喉が乾くのを誤魔化しながら、俺はほんの少しだけ眉を下げる。

「……もう少し、なんとかなりませんか。整備ぶん、こちらも手間かけてます」

店主は口の端を上げ、指で時計の足を軽く弾いた。

コッ、と木が乾いた音を立てる。

「若いのに、筋がいい。四万五千。これが店の誠意だ」

『合格ライン』

「ありがとうございます。お願いします」

現金の重みは、リサイクルショップの封筒の上に、さらにもう一冊重なったみたいに感じた。

続けて漆の盆を出す。

黒に近い溜塗りの表面に、店の灯りが鈍く溶け込む。

縁の反りが上品で、裏の足もきれいだ。

「これは……なかなか。漆は少し乾き気味だが、造りが良い。……一万二千」

『相場妥当。ここは通過で』

「お願いします」

店を出て、日向に立つ。

夏でもないのに、頬に当たる日が少し熱い。

封筒をそっと押さえて、深呼吸。

合計は――十万円を超えた。

「十万、突破。
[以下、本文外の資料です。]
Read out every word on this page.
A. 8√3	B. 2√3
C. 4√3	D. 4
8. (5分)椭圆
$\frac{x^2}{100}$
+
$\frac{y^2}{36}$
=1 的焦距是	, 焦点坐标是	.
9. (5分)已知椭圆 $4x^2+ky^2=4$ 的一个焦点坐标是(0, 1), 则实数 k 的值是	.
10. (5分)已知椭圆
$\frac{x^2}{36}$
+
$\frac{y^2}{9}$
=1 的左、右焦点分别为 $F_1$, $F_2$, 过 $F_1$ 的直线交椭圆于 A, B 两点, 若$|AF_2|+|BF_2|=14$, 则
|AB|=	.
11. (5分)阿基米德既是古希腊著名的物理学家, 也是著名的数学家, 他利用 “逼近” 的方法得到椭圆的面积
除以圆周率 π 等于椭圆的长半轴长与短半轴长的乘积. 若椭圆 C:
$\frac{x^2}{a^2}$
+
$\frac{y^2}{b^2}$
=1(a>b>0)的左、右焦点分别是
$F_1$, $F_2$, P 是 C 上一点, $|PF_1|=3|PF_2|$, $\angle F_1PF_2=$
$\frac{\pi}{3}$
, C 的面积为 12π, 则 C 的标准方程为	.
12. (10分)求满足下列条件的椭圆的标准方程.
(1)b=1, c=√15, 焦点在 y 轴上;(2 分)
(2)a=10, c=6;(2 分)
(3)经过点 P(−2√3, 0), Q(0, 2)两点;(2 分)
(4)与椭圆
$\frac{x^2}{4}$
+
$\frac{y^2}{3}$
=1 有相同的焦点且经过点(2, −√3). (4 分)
よし」

帰り道、助手席の封筒を見てニヤける。

これで資材も工具も揃う。

売家に戻ると、ランタンが柔らかく室内を照らしていた。

荷物を片付け、クリーンで全身と服を整える。

シャワーじゃないが、肌も髪も新品同様になり、心まで軽くなる。

畳に腰を下ろし、今日の成果と資材リストをメモ帳に書き込む。

封筒は見える位置に置き、にやりと笑う。

『次の予定は?』

「明日からはまた仕事だな。次の休み……夏季休暇に朝からネットオークションやるか」

ランタンの光が、まるで次の作戦を応援しているように揺れた。